Answer 1.Childhood memories always remain intact within us irrespective of the time elapsed. The poet remembers every ounce of jovialness and happiness that he experienced in his childhood.
The poet recalls how the sun shined in the morning and its rays propagated through the house’s window to wake him up. He personifies sun as a human who is always on time, neither arrives soon nor does it delays.
The poet also describes the vivid variant flowers and the presence of Laburnum tree which his brother planted on one of his birthdays.
Question 2. Name the flowers that are mentioned in the poem.

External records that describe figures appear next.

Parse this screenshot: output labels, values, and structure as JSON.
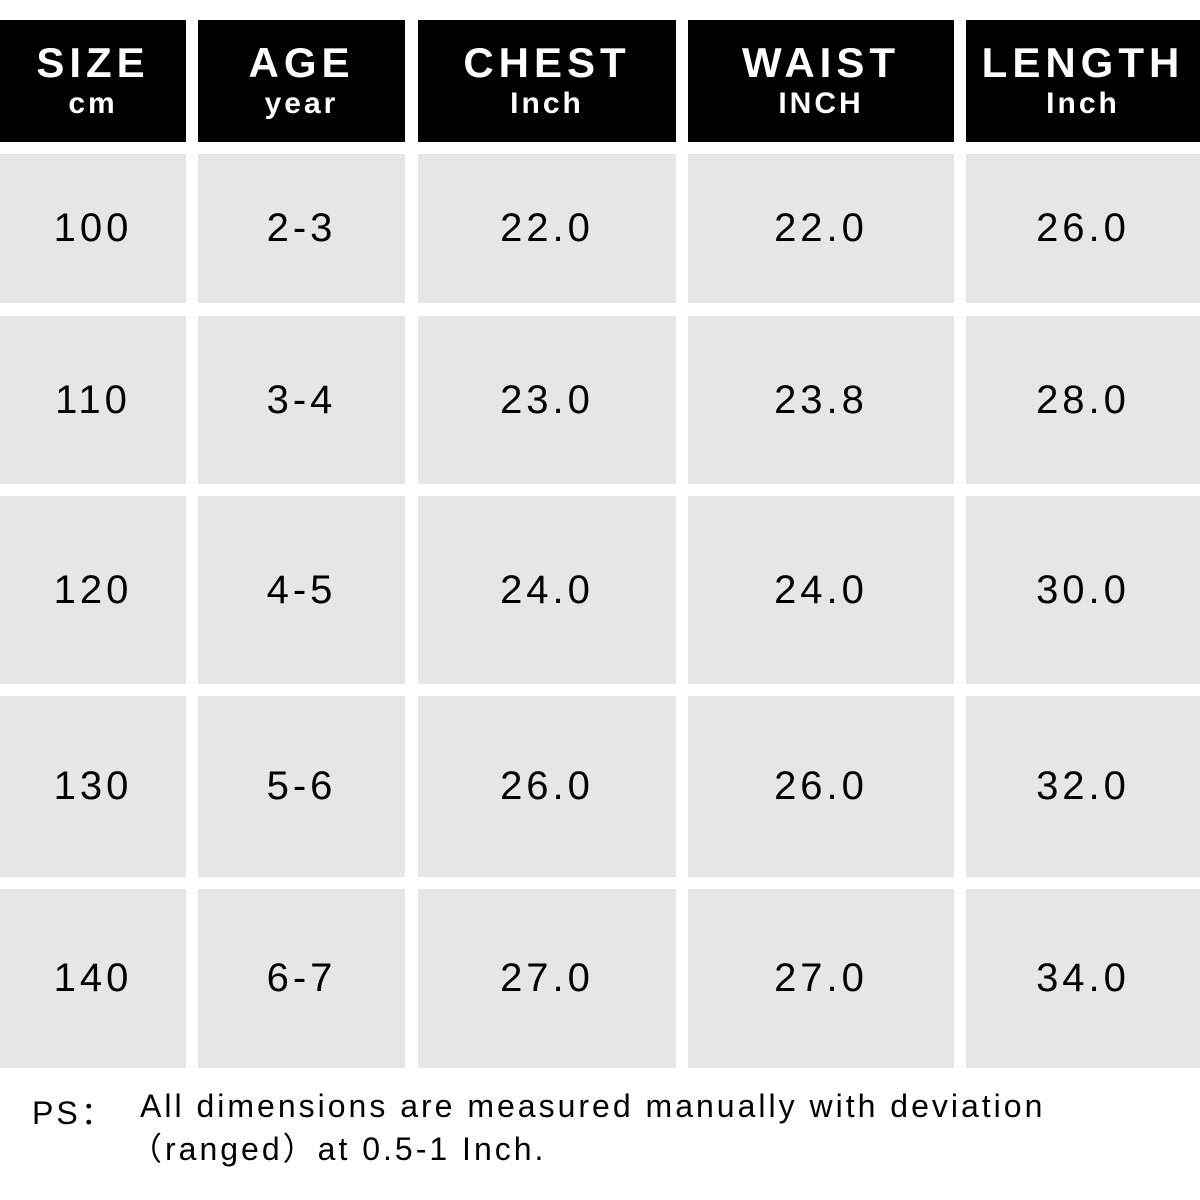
{
  "table": {
    "header": [
      {
        "title": "SIZE",
        "unit": "cm"
      },
      {
        "title": "AGE",
        "unit": "year"
      },
      {
        "title": "CHEST",
        "unit": "Inch"
      },
      {
        "title": "WAIST",
        "unit": "INCH"
      },
      {
        "title": "LENGTH",
        "unit": "Inch"
      }
    ],
    "rows": [
      [
        "100",
        "2-3",
        "22.0",
        "22.0",
        "26.0"
      ],
      [
        "110",
        "3-4",
        "23.0",
        "23.8",
        "28.0"
      ],
      [
        "120",
        "4-5",
        "24.0",
        "24.0",
        "30.0"
      ],
      [
        "130",
        "5-6",
        "26.0",
        "26.0",
        "32.0"
      ],
      [
        "140",
        "6-7",
        "27.0",
        "27.0",
        "34.0"
      ]
    ]
  },
  "note": {
    "label": "PS：",
    "lines": [
      "All dimensions are measured manually with deviation",
      "（ranged）at 0.5-1 Inch."
    ]
  }
}
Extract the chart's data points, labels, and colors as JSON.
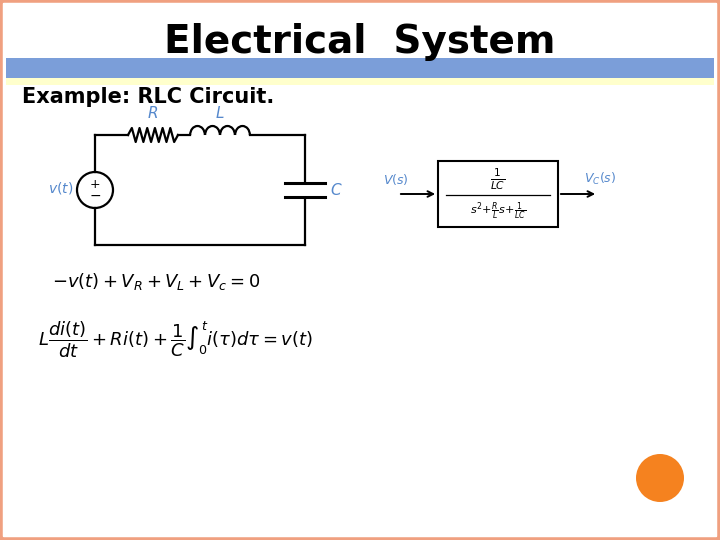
{
  "title": "Electrical  System",
  "title_fontsize": 28,
  "subtitle": "Example: RLC Circuit.",
  "subtitle_fontsize": 15,
  "bg_color": "#FFFFFF",
  "outer_border_color": "#F0A080",
  "header_bar_color": "#7B9ED9",
  "cream_bar_color": "#FFFFF0",
  "circuit_color": "#000000",
  "label_color": "#5588CC",
  "orange_dot_color": "#F5821F",
  "arrow_color": "#000000",
  "tf_box_color": "#000000"
}
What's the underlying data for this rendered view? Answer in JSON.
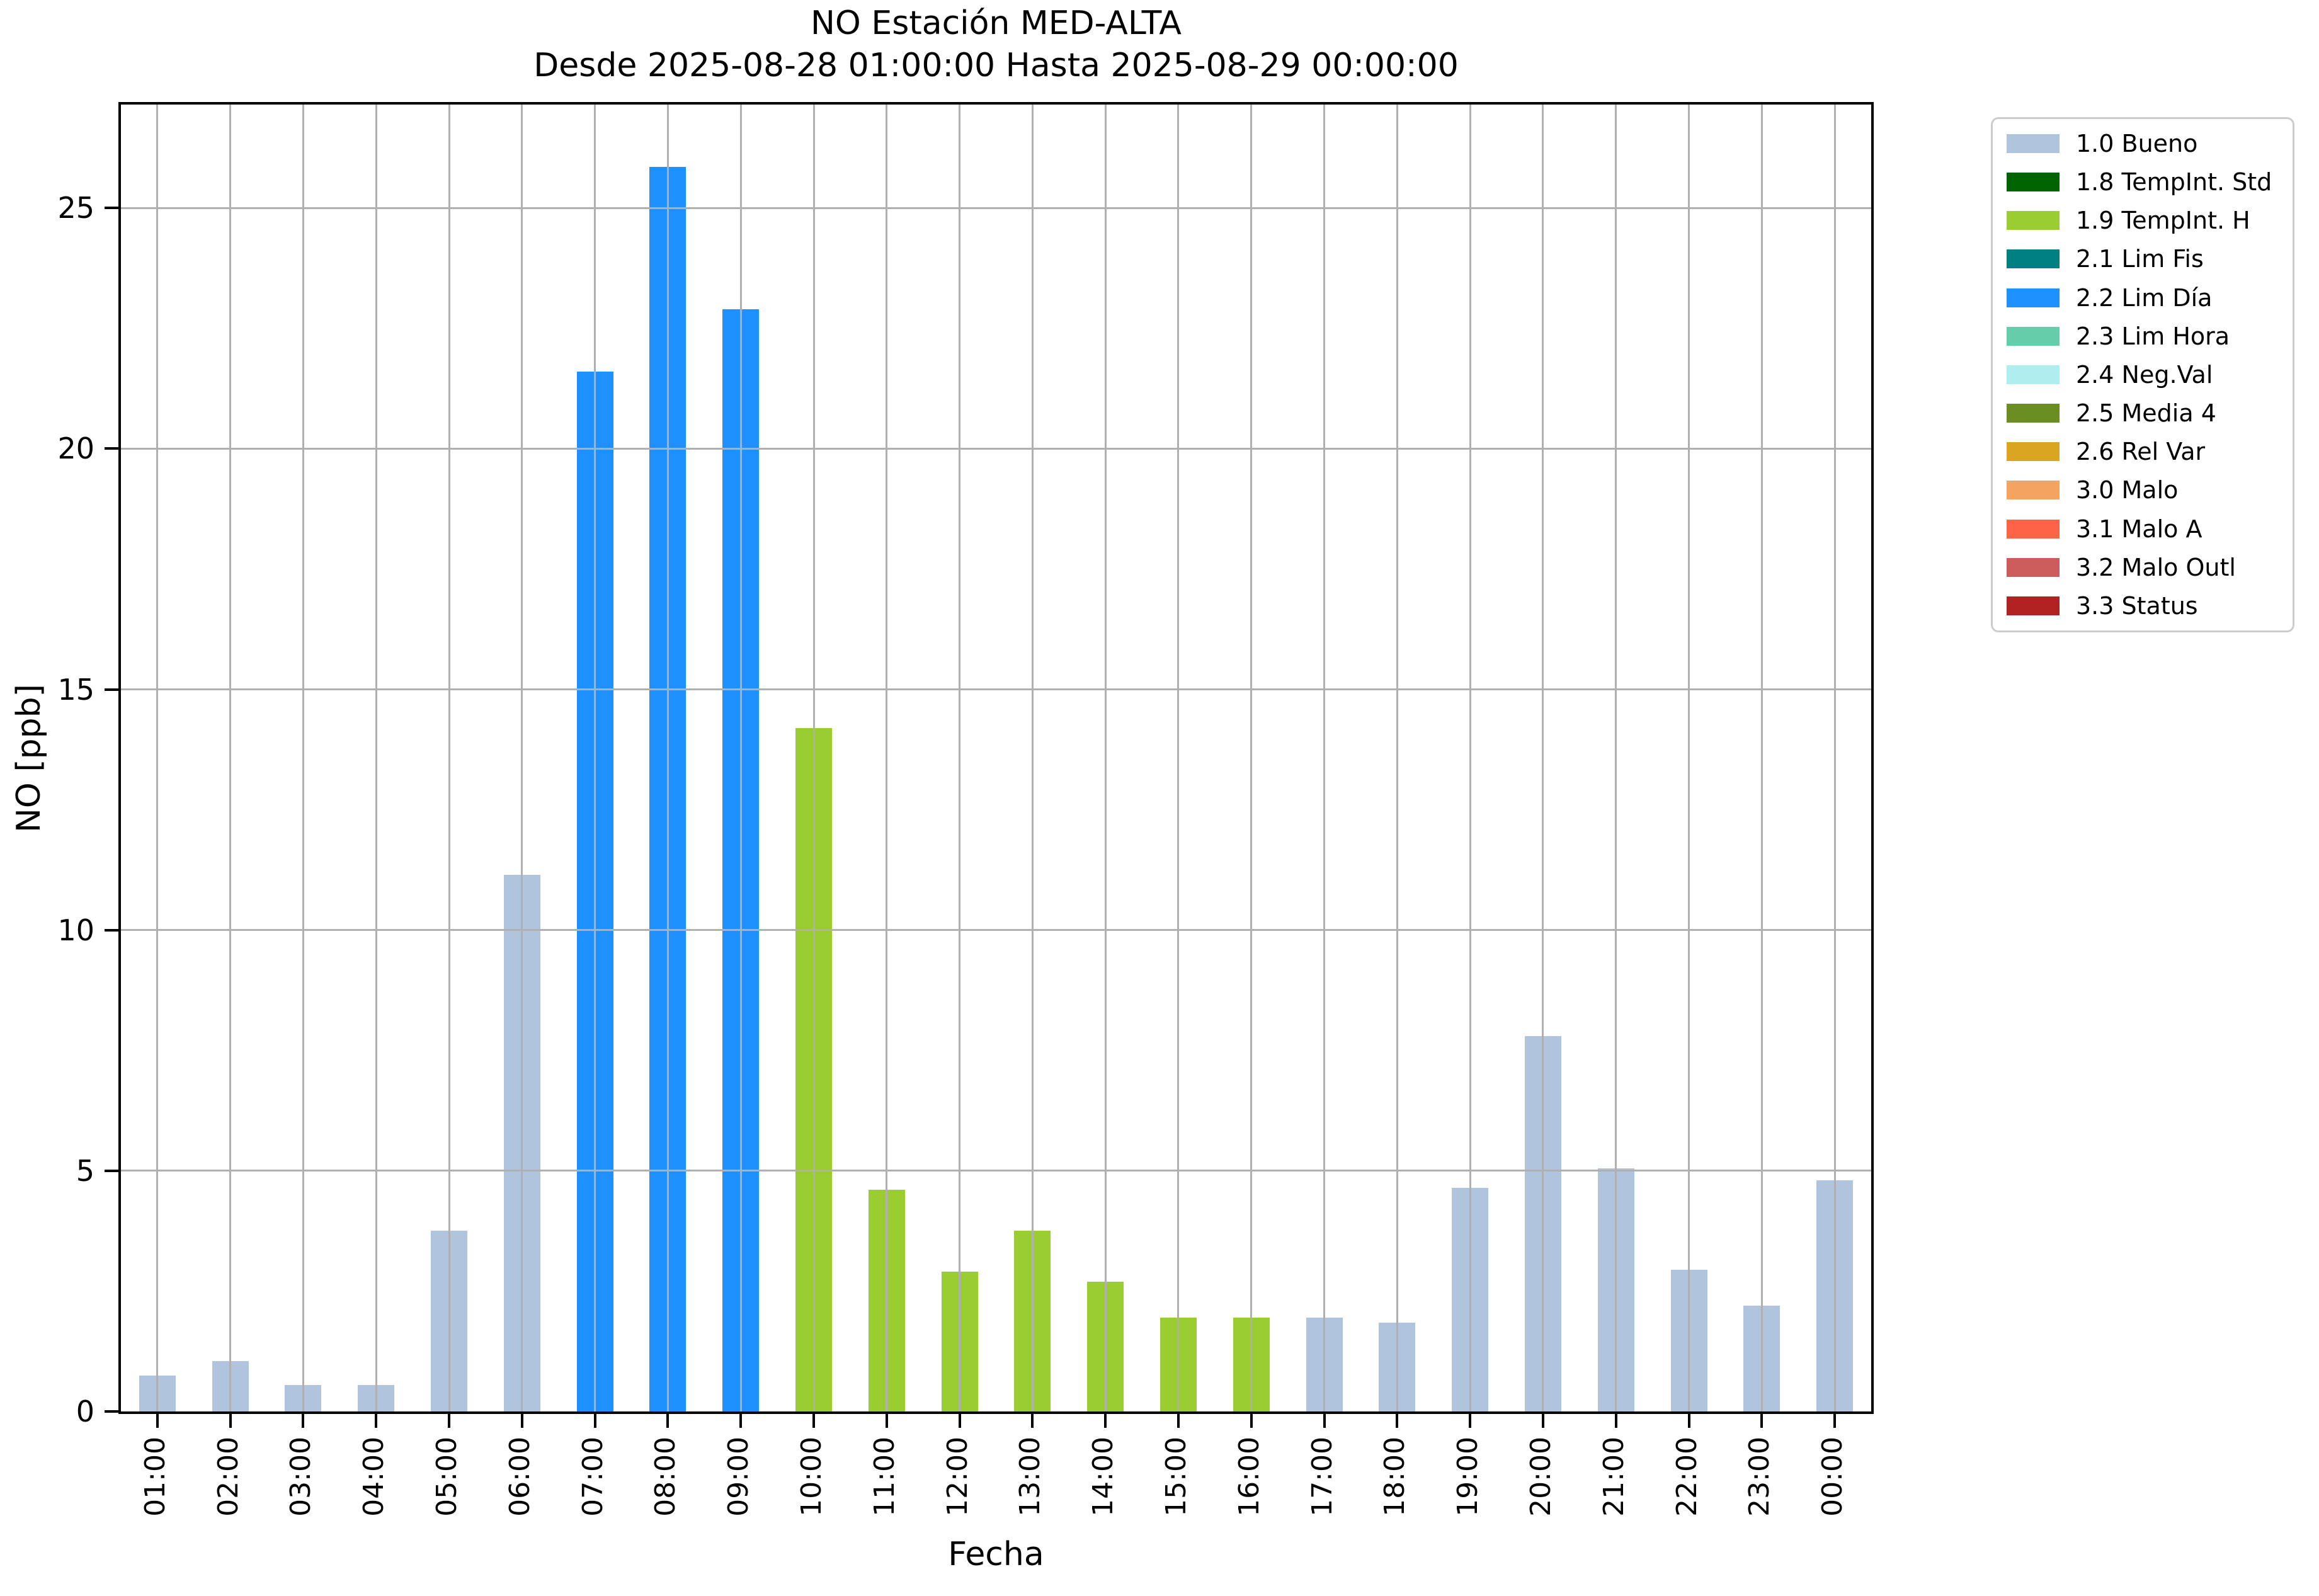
{
  "chart_data": {
    "type": "bar",
    "title": "NO Estación MED-ALTA",
    "subtitle": "Desde 2025-08-28 01:00:00 Hasta 2025-08-29 00:00:00",
    "xlabel": "Fecha",
    "ylabel": "NO [ppb]",
    "ylim": [
      0,
      27.15
    ],
    "yticks": [
      0,
      5,
      10,
      15,
      20,
      25
    ],
    "grid": true,
    "legend_position": "outside-top-right",
    "categories": [
      "01:00",
      "02:00",
      "03:00",
      "04:00",
      "05:00",
      "06:00",
      "07:00",
      "08:00",
      "09:00",
      "10:00",
      "11:00",
      "12:00",
      "13:00",
      "14:00",
      "15:00",
      "16:00",
      "17:00",
      "18:00",
      "19:00",
      "20:00",
      "21:00",
      "22:00",
      "23:00",
      "00:00"
    ],
    "values": [
      0.75,
      1.05,
      0.55,
      0.55,
      3.75,
      11.15,
      21.6,
      25.85,
      22.9,
      14.2,
      4.6,
      2.9,
      3.75,
      2.7,
      1.95,
      1.95,
      1.95,
      1.85,
      4.65,
      7.8,
      5.05,
      2.95,
      2.2,
      4.8
    ],
    "bar_status": [
      "1.0 Bueno",
      "1.0 Bueno",
      "1.0 Bueno",
      "1.0 Bueno",
      "1.0 Bueno",
      "1.0 Bueno",
      "2.2 Lim Día",
      "2.2 Lim Día",
      "2.2 Lim Día",
      "1.9 TempInt. H",
      "1.9 TempInt. H",
      "1.9 TempInt. H",
      "1.9 TempInt. H",
      "1.9 TempInt. H",
      "1.9 TempInt. H",
      "1.9 TempInt. H",
      "1.0 Bueno",
      "1.0 Bueno",
      "1.0 Bueno",
      "1.0 Bueno",
      "1.0 Bueno",
      "1.0 Bueno",
      "1.0 Bueno",
      "1.0 Bueno"
    ],
    "legend": [
      {
        "label": "1.0 Bueno",
        "color": "#b0c4de"
      },
      {
        "label": "1.8 TempInt. Std",
        "color": "#006400"
      },
      {
        "label": "1.9 TempInt. H",
        "color": "#9acd32"
      },
      {
        "label": "2.1 Lim Fis",
        "color": "#008080"
      },
      {
        "label": "2.2 Lim Día",
        "color": "#1e90ff"
      },
      {
        "label": "2.3 Lim Hora",
        "color": "#66cdaa"
      },
      {
        "label": "2.4 Neg.Val",
        "color": "#afeeee"
      },
      {
        "label": "2.5 Media 4",
        "color": "#6b8e23"
      },
      {
        "label": "2.6 Rel Var",
        "color": "#daa520"
      },
      {
        "label": "3.0 Malo",
        "color": "#f4a460"
      },
      {
        "label": "3.1 Malo A",
        "color": "#ff6347"
      },
      {
        "label": "3.2 Malo Outl",
        "color": "#cd5c5c"
      },
      {
        "label": "3.3 Status",
        "color": "#b22222"
      }
    ],
    "colors": {
      "grid": "#b0b0b0",
      "spine": "#000000",
      "legend_border": "#cccccc"
    }
  }
}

Answer 2. In the poem ‘I Remember, I Remember’, the poet has mentioned various species of flowers including red and white roses, violet lilies and lilacs. The description of these flowers symbolizes the presence of a heavenly aura that enveloped poet’s childhood.
Question 3. What does the poet say about swallows?
Answer 3.Swallows are migratory birds that migrate thousands of miles each year. They symbolize love, affection and loyalty of the traveler to always return to their kith and kin. They are also used as the emblem of freedom.
There can be two depictions to the usage of swallow that the poet has made in this poem. First, the poet talks about his freedom and how he used to fly in his country boundaries. He didn’t realize how his flight took him miles away from his childhood bliss. Second, the time flies as swallows and the poet realizes that his good days didn’t last long. Now, he carries the weight of the worldly stuff on his shoulder.
Question 4. What is the ‘childish ignorance’ that he refers to in the poem?
Answer 4. In his childhood, the poet used to think that those branches of the fir tree were close enough to heaven. The poet didn’t realize that he himself was in the enclave of heaven. The inability of the poet to count the fathoms between him and the heaven is referred to as ‘childish ignorance’.
For now, the poet is no longer a child and is living cumbersome days of the city life. Today, he rues for his childish ignorance.